The misery of superstorm Sandy's devastation grew Tuesday as millions in the U.S. East Coast on Tuesday were left without electricity, shutting down New York’s stock markets, suspending its public transportation and halting the country’s presidential race campaigns.
The U.S. death toll climbed to 35, many of the victims killed by falling trees, and rescue work continued.
The storm that made landfall in New Jersey on Monday evening with hurricane force cut power to more than 8.2 million across the East and put the presidential campaign on hold just one week before Election Day.
Firefighters battled blazes and carried out rescues in flooded houses a day after the storm set off an explosion at a power station, while scores of homes were destroyed by fire, officials said.
Subway trains and buses remained suspended for a third day and hundreds of thousands of homes face up to a week without electricity, the power company warned.
Runways at New York's three main airports were flooded extending the international air chaos caused by the storm, though John F. Kennedy airport could reopen Wednesday, officials said. The New York stock exchange was closed for a second day.
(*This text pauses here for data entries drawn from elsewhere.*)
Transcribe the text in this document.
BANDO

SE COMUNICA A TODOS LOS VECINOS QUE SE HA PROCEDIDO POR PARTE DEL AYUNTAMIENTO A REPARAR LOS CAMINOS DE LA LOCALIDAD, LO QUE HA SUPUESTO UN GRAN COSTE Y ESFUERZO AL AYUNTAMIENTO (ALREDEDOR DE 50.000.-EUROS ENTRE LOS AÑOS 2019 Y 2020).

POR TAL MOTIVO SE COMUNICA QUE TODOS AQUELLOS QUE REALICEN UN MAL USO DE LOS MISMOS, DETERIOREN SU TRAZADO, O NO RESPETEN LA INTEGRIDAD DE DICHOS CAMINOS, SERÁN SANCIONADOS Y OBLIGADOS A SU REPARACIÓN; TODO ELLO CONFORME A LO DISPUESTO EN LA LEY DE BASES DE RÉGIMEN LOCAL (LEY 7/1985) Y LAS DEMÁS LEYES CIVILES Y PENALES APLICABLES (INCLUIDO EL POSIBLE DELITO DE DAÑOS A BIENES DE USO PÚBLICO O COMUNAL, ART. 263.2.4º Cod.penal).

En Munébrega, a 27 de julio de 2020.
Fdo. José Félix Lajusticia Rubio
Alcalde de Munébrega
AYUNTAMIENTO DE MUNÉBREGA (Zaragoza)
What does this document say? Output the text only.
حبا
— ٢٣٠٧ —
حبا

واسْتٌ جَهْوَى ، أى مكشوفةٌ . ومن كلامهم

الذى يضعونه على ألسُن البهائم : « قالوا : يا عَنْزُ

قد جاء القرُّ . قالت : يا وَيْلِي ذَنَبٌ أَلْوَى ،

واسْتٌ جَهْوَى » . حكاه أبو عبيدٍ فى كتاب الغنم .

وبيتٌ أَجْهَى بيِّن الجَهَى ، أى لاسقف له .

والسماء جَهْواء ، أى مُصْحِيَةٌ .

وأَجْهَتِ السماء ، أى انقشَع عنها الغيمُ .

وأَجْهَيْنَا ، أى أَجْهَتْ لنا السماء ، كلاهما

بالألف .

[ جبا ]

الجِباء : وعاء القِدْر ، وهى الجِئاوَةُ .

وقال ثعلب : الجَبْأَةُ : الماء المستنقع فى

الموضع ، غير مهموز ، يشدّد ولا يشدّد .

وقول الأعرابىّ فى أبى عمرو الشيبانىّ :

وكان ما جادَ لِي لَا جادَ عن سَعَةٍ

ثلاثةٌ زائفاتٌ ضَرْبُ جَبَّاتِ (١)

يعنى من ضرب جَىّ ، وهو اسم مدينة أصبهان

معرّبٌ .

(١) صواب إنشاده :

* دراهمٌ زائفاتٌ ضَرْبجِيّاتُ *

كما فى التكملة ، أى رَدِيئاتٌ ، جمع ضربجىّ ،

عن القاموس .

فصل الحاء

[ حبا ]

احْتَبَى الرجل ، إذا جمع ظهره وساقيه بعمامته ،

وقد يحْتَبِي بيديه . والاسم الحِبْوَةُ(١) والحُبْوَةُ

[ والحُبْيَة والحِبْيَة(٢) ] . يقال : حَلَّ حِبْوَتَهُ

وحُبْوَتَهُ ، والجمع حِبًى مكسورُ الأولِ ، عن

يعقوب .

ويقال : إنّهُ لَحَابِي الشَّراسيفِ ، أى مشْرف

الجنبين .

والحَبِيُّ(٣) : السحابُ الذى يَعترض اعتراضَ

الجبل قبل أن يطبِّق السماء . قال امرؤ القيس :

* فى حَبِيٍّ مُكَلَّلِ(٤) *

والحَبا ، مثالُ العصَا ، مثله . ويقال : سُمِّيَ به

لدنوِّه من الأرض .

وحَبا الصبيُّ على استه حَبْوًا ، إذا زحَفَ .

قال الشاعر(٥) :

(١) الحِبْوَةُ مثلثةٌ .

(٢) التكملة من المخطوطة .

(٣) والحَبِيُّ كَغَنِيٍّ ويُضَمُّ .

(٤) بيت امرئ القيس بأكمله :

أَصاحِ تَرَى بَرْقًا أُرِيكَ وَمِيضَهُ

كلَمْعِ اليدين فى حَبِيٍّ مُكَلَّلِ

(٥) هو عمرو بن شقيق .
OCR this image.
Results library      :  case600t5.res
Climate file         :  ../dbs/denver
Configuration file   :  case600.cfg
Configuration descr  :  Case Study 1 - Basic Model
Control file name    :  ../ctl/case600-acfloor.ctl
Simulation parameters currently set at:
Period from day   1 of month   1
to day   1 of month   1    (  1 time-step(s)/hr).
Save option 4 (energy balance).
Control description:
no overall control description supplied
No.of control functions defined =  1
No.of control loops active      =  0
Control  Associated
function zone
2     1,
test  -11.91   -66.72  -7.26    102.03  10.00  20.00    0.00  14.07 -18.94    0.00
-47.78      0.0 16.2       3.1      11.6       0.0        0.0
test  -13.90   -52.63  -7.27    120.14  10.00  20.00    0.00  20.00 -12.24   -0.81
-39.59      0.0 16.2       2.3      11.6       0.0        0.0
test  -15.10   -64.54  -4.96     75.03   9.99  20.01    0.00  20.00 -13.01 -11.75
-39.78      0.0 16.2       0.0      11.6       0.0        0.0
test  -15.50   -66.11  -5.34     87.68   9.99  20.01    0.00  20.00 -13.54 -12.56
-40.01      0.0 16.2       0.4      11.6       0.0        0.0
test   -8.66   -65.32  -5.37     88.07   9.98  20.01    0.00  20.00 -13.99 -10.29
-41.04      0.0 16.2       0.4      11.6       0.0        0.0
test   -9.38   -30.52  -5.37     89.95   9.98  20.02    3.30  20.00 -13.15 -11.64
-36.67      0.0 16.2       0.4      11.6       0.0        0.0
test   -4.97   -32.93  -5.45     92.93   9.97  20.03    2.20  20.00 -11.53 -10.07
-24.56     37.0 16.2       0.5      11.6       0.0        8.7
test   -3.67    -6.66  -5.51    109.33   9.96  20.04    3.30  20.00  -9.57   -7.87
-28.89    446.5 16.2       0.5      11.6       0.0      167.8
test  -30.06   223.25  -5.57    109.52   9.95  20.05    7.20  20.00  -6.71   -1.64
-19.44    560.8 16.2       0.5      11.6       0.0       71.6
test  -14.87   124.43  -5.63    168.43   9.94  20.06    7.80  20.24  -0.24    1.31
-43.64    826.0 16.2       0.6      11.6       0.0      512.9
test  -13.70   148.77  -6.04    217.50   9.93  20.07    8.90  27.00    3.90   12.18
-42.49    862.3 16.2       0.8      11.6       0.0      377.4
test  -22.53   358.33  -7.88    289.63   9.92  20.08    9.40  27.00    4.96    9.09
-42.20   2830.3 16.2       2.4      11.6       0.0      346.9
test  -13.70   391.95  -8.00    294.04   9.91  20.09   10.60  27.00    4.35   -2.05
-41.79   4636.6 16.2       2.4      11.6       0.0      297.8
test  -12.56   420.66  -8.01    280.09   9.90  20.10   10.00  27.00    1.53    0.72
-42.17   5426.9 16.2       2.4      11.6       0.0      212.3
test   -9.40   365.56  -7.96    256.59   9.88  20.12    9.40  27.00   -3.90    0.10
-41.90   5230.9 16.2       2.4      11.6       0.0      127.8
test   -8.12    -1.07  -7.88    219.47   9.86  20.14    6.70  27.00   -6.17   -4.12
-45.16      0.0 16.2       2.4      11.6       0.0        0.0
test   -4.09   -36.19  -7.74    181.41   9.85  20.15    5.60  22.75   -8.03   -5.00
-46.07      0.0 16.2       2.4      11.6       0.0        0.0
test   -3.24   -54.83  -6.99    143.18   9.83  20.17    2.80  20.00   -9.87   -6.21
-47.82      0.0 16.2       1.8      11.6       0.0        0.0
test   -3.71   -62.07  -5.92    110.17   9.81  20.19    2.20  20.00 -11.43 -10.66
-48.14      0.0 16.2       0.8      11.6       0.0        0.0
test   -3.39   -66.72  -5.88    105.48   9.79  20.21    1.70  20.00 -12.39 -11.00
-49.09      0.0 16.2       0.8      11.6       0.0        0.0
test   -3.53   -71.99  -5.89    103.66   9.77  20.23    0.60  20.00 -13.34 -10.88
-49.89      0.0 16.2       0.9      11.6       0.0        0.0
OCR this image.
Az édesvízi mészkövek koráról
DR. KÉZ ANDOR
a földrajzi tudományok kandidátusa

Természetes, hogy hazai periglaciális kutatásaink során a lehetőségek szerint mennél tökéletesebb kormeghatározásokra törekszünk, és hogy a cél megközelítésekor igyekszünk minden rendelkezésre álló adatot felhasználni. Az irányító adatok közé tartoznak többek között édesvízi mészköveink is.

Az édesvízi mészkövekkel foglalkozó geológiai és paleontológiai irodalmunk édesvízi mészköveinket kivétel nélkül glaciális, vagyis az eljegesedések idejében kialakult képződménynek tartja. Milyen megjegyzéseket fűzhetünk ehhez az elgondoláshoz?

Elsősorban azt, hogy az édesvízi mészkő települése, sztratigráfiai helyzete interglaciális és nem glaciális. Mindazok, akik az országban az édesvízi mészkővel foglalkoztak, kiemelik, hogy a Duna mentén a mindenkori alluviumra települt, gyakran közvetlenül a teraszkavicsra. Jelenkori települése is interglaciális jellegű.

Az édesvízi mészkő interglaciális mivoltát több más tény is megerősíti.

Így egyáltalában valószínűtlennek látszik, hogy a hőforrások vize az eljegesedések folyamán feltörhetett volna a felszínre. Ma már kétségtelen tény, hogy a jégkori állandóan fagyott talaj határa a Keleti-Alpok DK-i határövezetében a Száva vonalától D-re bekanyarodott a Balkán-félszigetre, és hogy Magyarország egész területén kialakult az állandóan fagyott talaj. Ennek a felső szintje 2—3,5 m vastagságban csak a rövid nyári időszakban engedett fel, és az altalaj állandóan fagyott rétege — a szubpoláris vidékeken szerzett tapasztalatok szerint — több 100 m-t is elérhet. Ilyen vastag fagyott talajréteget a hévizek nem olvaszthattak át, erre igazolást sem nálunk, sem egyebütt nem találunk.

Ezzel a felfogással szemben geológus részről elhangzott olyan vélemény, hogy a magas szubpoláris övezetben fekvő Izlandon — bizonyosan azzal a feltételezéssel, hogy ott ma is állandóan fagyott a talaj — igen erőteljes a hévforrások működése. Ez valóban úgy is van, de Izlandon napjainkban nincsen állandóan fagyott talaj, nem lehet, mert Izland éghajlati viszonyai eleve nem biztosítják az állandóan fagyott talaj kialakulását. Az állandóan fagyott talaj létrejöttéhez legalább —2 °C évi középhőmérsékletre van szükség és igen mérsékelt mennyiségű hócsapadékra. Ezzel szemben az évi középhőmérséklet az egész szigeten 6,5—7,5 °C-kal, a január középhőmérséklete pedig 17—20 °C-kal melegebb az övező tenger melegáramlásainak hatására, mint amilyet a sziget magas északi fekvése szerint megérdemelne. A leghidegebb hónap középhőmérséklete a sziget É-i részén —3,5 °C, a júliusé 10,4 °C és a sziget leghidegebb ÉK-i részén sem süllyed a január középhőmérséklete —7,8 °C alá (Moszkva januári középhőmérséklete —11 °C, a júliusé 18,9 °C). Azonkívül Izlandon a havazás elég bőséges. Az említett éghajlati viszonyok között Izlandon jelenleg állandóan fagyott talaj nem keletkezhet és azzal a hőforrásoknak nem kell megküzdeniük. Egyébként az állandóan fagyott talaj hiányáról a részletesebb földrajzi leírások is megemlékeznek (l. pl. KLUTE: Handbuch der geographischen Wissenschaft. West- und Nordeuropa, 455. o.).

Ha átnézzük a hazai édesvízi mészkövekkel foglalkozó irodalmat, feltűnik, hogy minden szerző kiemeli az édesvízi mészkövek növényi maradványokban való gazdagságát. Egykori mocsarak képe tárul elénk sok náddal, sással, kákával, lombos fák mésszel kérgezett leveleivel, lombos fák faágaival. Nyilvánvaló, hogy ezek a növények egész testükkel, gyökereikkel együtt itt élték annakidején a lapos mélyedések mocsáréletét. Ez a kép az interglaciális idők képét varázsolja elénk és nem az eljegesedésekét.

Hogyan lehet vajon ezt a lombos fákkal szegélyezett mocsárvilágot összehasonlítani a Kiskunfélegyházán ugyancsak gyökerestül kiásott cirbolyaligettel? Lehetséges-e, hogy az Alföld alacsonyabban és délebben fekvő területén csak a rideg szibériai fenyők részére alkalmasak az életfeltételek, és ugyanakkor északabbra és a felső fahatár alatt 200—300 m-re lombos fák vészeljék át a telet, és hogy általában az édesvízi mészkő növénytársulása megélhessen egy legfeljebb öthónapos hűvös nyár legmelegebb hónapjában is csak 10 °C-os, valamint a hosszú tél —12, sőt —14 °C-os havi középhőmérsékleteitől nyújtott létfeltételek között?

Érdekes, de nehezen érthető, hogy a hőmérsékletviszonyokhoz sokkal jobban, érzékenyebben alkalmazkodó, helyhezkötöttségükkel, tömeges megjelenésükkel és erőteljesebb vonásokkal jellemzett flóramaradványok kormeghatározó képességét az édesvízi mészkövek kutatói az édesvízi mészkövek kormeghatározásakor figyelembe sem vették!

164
In a press conference on Tuesday, 10 storm deaths in the city were reported by Mayor Michael Bloomberg, who warned the toll could rise.
One man was crushed by a tree in Queens. Bloomberg said another person stepped in a puddle in which there was an electric wire and two people were found drowned in a flooded house.
Firefighters battled 23 serious fires some of which continued Tuesday, Bloomberg told a press conference. He said 80 homes were destroyed.
A spectacular explosion at a Manhattan electricity sub-station cut power to 193,000 homes on the island. While about 300,000 other homes in New York lost electricity as Sandy tore down trees and flooded power transmission facilities.
“Don't be surprised if it takes a week” to get power back, warned Con Edison electricity company spokesman Alfonso Quiroz.
Metropolitan Transportation Authority (MTA) president Joseph Lhota said the New York subway “has never faced a disaster as devastating as what we experienced last night.”
Some subway stations had water above platform level and it was expected to be several days before trains were fully operational again.
New York University's Tisch hospital had to evacuate more than 200 patients, including about 20 babies, when it was caught in the power cuts and its backup generator failed. Long lines of ambulances were still taking patients away on Tuesday morning.
Safety experts also nervously watched a crane over a 90 story luxury apartment block that buckled in the gale force winds.
The boom of the crane swayed in the fierce gusts over streets near Central Park, which police and fire services evacuated because of the risk that it could fall.
In another spectacular demonstration of its power, the hurricane pulled off the facade of a three-story building in the Chelsea district. No injuries were reported.
U.S. Campaigns muffled a week before Election Day
Super storm Sandy muffled campaigning a week from the U.S. election, as President Barack Obama cancels campaign events Wednesday due to storm, according to the White House.
Obama held a video-teleconference with top officials in the Situation Room of the White House on the latest developments associated with Sandy.
Republican nominee Romney had also put campaigning on hold, but tried to show compassion by holding what his campaign billed as a “storm relief” event in swing state Ohio.
Campaign teams were meanwhile left calculating the ramifications of the storm, which effectively froze the race in place by muting the main protagonists and consuming news coverage a week from election day.
Efforts to reopen Wall Street
New York's stock markets will likely reopen on Wednesday after a two-day shutdown due to Hurricane Sandy, despite the widespread power outages and flooding still affecting the city, New York state governor Andrew Cuomo said.
“I spoke with (U.S. Treasury Secretary) Tim Geithner about accelerating the return of Wall Street and we are cautiously optimistic that Wall Street will be back online tomorrow,” he said Tuesday.